Но не все шло так благополучно, как мне казалось. Самое скверное, что врачи, как это обычно бывает, вообще со мной не считались. Точно так же я не объясняю своей машине, когда что-то ремонтирую. Я просто знаю, что нужно сделать, и делаю. И не ставлю ее в известность, для чего меняю, предположим, «крестовину». В новом «Тигуане» я, конечно, ничего не менял, а вот со старой машиной возиться было необходимо. Но я-то не машина… Из-за неведения я нервничал больше, чем из-за самого ранения. В конце концов, решился – и спросил лечащего врача (он мне каждое утро делал энцефалограмму мозга) напрямую:
– А что вообще, товарищ подполковник, у меня находят? Вы мне хоть объясните? Я чувствую себя совершенно здоровым. И потому не понимаю…
– Вот именно это и находят… Вы не можете быть здоровы. – Подполковник единственный из всех врачей, с которыми я контактировал в госпитале, разговаривал со всеми на «вы», даже с солдатами. Наверное, у него родители интеллигентные были. – У вас вбит в голову гвоздь. Он вошел в мозг, создал легкое кровоизлияние, которое, к вашему счастью, легко рассосалось, практически не оставив тромбов. Но гвоздь пробил кору головного мозга на том участке, который отвечает за способность мыслить логически и поступать адекватно ситуации. Есть поражение клеток ткани мозга. У вас должно было быть растечение мозговой жидкости, и мы не понимаем, почему этого не происходит. Может быть, гвоздь играет роль пробки? Именно поэтому вам его не стали и вытаскивать. Само поражение носит тяжелую степень. Вы же, по всем показателям, этого не ощущаете. Но такого не может быть. С таким ранением вы просто не имеете права быть полностью здоровым человеком, это я вам как специалист говорю.
– Но я-то полностью здоров, – возмутился я.
– В том-то и беда ваша, капитан. Гвоздь из вашей головы вырезать не рискнули еще и по другой причине: опасались в ходе операции поразить отдельные нервные центры. А вы как считаете, сам гвоздь ничего не повредил?

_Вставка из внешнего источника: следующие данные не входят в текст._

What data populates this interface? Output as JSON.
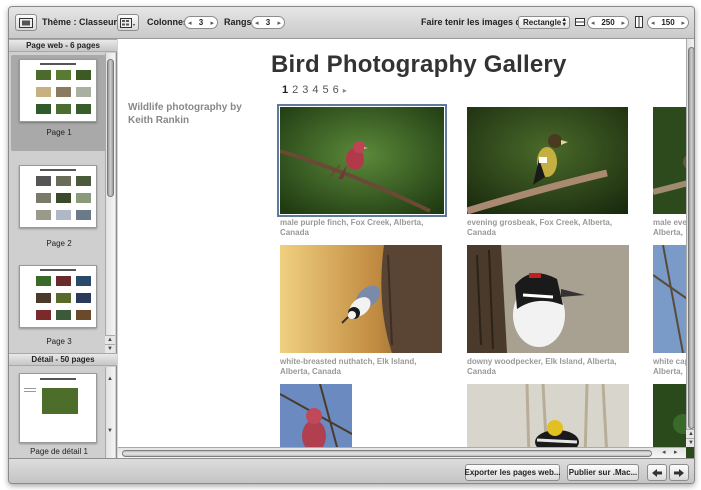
{
  "toolbar": {
    "theme_label": "Thème : Classeur",
    "columns_label": "Colonnes :",
    "columns_value": "3",
    "rows_label": "Rangs :",
    "rows_value": "3",
    "fit_label": "Faire tenir les images dans :",
    "fit_option": "Rectangle",
    "width_value": "250",
    "height_value": "150"
  },
  "sidebar": {
    "web_pages_header": "Page web - 6 pages",
    "pages": [
      {
        "label": "Page 1",
        "selected": true
      },
      {
        "label": "Page 2",
        "selected": false
      },
      {
        "label": "Page 3",
        "selected": false
      }
    ],
    "detail_header": "Détail - 50 pages",
    "detail_pages": [
      {
        "label": "Page de détail 1"
      }
    ]
  },
  "main": {
    "title": "Bird Photography Gallery",
    "pager": {
      "current": "1",
      "others": [
        "2",
        "3",
        "4",
        "5",
        "6"
      ],
      "next_glyph": "▸"
    },
    "subtitle": "Wildlife photography by Keith Rankin",
    "photos": [
      {
        "caption": "male purple finch, Fox Creek, Alberta, Canada",
        "bird": "purple-finch"
      },
      {
        "caption": "evening grosbeak, Fox Creek, Alberta, Canada",
        "bird": "evening-grosbeak"
      },
      {
        "caption": "male eve",
        "caption2": "Alberta,",
        "bird": "partial"
      },
      {
        "caption": "white-breasted nuthatch, Elk Island, Alberta, Canada",
        "bird": "nuthatch"
      },
      {
        "caption": "downy woodpecker, Elk Island, Alberta, Canada",
        "bird": "woodpecker"
      },
      {
        "caption": "white cap",
        "caption2": "Alberta,",
        "bird": "partial"
      }
    ]
  },
  "bottom": {
    "export_label": "Exporter les pages web...",
    "publish_label": "Publier sur .Mac..."
  },
  "colors": {
    "selection_outline": "#5d7b9d",
    "title": "#333333",
    "caption": "#999999"
  }
}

– Я про него уже забыл давно, – вяло отмахнулся я. – От него даже голова тяжелее не стала. Почему я должен о нем помнить, если он мне не мешает?
– Беда в том, что мы практически ничего толком о мозге не знаем. И не можем понять, что у вас поражено, а что осталось невредимым. А самое главное, не знаем, каковы могут быть последствия. Вы думаете, вас случайно поместили в психиатрическое отделение? Думаете, я просто так ежедневно контролирую всю деятельность вашего головного мозга? Думаете, во время снятия энцефалограммы я от нечего делать задаю вам вопросы, порой провокационные? Нет. Я проверяю ваши реакции. И точно так же, как все остальные, не могу сказать, что именно может произойти с вами в критической обстановке. Вдруг, когда вы поведете в бой солдат, что-то замкнет в голове, и вы своих же солдат перестреляете? Мозг – дело серьезное. Слишком серьезное, сказал бы я, чтобы человек смог полностью понять его функциональность. Вот потому вы здесь. Потому мы с вами и пытаемся разобраться с вашей головой. Пока единственное, что я могу вам посоветовать, – не пытаться вбивать в голову новые гвозди.